As a child in Africa, the idea of voting--not the concept of voting as a valued, cherished right--the very idea of voting was alien to me. I was born in Ghana and I grew up in Nigeria and I just was not brought up with the idea that you could pick your leaders by voting for them.
My African days and nights were ruled by the certainty that the government you went to bed with could be gone by dawn, often violently. Ghana had its first military coup in 1966, when I was four years old. Nigeria, too, had its first one that year. By the time I arrived in there, it was in the throes of the Biafran civil war. Nigeria, especially, became a nation of often violent government changes.
I bring up this history now because I just completed--with colleagues here at the American Civil Liberties Union--work on Voter Empowerment Cards for 40 states to educate people on voting in the November 4 election.
In fact, in my adult pursuits and endeavors, I have always been engaged in monitoring people exercising (or choosing not to exercise) their voting rights, most of that time as a journalist.

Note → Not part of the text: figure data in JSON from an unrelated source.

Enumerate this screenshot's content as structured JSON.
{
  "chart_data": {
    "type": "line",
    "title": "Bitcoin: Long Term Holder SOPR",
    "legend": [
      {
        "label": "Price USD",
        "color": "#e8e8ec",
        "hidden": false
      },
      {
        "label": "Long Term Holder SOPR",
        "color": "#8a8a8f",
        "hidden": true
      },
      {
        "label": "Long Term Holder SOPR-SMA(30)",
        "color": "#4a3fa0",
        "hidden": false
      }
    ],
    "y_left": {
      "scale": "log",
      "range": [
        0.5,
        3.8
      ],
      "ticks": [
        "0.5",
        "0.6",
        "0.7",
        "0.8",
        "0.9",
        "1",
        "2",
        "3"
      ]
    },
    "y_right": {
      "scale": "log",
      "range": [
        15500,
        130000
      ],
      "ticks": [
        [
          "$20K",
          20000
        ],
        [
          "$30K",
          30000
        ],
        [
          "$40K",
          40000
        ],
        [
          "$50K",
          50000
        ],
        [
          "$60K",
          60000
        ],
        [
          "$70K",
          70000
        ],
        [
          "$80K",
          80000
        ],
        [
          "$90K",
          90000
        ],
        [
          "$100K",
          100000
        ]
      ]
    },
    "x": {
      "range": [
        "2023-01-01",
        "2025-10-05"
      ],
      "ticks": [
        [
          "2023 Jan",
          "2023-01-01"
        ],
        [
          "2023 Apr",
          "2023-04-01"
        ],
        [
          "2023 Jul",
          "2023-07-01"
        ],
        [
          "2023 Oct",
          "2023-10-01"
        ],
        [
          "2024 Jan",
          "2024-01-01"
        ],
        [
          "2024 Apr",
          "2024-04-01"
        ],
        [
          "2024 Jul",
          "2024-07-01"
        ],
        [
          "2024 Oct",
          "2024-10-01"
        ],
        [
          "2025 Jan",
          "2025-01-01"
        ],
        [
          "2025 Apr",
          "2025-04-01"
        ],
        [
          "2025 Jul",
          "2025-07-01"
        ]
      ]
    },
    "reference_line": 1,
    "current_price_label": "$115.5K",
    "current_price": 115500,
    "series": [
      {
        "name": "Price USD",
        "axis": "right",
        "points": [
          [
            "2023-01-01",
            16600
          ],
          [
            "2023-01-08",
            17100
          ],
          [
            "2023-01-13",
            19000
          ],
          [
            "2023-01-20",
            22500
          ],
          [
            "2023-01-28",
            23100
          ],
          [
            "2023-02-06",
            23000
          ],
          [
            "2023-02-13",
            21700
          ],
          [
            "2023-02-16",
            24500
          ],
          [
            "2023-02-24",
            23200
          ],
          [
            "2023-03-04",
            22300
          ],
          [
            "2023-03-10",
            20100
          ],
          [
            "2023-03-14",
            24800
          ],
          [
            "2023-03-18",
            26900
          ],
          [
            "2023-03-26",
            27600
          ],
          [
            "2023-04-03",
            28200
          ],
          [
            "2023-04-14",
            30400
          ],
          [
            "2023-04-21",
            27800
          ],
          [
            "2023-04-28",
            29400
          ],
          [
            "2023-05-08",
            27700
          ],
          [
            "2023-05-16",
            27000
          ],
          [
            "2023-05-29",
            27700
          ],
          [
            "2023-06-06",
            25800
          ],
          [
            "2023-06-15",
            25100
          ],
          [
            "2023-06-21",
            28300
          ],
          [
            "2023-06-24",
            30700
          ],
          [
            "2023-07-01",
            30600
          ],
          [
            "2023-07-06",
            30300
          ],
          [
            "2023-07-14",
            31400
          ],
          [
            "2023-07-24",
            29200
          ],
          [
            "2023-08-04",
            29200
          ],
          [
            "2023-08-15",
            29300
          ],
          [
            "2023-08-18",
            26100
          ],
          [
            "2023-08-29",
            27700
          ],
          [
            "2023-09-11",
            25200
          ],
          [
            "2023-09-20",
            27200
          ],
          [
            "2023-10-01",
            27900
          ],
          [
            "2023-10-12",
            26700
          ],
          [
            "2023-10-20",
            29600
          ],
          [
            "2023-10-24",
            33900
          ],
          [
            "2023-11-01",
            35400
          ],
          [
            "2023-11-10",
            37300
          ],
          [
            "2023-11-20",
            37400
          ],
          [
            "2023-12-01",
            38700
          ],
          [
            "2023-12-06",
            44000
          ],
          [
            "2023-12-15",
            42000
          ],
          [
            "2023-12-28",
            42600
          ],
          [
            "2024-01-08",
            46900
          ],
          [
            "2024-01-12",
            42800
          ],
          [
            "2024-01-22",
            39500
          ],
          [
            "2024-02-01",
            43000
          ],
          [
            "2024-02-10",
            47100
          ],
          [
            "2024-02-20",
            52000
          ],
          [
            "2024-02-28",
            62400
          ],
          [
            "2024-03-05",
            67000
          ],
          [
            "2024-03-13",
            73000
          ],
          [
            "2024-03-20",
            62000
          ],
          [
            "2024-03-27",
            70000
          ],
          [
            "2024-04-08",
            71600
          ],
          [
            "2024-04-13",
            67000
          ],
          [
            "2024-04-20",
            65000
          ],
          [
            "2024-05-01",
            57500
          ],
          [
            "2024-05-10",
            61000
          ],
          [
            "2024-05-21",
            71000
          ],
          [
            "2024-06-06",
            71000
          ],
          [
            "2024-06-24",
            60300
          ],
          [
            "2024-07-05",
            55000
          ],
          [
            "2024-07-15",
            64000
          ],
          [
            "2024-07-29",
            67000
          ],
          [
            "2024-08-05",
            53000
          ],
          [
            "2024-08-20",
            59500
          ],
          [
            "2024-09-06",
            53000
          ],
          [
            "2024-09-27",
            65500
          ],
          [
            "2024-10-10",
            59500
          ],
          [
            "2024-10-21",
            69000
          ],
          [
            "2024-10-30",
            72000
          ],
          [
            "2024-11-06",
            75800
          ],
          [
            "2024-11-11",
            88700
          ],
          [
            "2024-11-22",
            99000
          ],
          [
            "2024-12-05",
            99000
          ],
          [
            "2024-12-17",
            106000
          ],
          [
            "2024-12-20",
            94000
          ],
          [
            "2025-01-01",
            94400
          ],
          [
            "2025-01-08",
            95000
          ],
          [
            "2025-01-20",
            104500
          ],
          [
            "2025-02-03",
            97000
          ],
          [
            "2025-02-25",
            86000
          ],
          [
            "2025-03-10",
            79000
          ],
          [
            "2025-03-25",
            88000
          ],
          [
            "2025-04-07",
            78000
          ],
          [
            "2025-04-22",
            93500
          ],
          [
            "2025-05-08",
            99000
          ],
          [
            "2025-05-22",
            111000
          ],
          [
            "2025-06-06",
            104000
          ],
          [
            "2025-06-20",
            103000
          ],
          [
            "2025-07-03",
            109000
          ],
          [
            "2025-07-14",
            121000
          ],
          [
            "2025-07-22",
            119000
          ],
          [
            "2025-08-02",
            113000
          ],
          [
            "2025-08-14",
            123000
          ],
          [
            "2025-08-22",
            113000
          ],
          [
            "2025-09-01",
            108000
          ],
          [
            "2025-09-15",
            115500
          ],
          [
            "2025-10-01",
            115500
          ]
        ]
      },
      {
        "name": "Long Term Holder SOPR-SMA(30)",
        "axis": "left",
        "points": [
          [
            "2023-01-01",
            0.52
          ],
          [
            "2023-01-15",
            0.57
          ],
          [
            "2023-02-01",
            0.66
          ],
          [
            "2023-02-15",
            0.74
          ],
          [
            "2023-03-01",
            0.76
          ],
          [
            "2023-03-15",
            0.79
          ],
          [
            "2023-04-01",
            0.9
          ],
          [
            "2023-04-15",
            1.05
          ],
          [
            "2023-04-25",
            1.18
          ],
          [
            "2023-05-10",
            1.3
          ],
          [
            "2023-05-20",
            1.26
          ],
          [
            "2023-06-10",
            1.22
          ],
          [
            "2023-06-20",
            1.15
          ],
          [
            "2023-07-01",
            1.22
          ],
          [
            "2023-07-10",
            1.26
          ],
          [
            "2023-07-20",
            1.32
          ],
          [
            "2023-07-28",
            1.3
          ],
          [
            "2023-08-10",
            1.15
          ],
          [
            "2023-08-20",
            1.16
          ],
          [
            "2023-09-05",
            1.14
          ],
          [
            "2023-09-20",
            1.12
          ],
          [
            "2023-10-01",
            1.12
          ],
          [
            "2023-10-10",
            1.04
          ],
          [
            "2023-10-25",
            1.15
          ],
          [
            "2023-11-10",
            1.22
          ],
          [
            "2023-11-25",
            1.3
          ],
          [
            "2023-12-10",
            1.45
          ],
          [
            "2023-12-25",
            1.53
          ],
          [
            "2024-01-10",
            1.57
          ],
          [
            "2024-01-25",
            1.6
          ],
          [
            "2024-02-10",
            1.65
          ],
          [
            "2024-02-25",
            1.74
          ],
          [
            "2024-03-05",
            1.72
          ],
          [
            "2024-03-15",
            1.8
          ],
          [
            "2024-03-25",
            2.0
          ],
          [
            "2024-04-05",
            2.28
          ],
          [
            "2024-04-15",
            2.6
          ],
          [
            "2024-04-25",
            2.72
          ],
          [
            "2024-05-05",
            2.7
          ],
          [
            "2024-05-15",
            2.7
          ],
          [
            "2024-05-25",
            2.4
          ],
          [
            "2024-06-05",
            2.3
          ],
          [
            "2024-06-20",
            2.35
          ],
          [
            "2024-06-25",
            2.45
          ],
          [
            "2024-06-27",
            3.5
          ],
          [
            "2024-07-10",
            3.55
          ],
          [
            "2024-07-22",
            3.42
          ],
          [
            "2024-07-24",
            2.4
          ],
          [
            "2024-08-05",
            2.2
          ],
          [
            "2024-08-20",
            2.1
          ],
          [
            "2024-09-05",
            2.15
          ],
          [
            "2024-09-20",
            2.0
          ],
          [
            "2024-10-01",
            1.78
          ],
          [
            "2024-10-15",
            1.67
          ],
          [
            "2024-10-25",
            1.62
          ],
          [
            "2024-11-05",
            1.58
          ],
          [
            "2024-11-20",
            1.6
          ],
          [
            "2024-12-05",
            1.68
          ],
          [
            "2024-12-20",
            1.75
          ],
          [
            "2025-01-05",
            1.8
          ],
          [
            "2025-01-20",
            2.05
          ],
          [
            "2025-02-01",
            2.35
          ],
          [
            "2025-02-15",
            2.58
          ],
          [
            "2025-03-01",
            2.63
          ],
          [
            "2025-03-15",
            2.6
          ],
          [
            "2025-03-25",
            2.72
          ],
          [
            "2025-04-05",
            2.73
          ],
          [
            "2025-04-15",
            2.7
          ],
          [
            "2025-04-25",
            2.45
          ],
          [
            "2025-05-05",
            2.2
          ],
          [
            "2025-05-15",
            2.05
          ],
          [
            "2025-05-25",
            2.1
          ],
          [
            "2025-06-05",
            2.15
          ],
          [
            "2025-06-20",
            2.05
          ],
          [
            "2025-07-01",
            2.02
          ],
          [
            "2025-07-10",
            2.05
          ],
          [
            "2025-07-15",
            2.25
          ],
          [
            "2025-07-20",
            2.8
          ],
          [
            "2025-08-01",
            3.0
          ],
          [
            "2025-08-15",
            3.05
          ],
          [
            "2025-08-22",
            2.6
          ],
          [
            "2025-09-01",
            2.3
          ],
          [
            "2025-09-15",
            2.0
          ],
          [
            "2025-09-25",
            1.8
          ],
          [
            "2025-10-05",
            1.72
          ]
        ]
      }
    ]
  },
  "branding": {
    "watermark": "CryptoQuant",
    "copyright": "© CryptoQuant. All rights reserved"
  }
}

I first became aware of how important the franchise was in the early 1980s when Harold Washington was elected Chicago's first black mayor. I had arrived in Chicago in 1979 and it was to be my home for many years. The city's black population knew to expect very little in the way of city services. Many of the stresses of urban life, especially violent crime and extreme poverty took root in black neighborhoods and would not let go.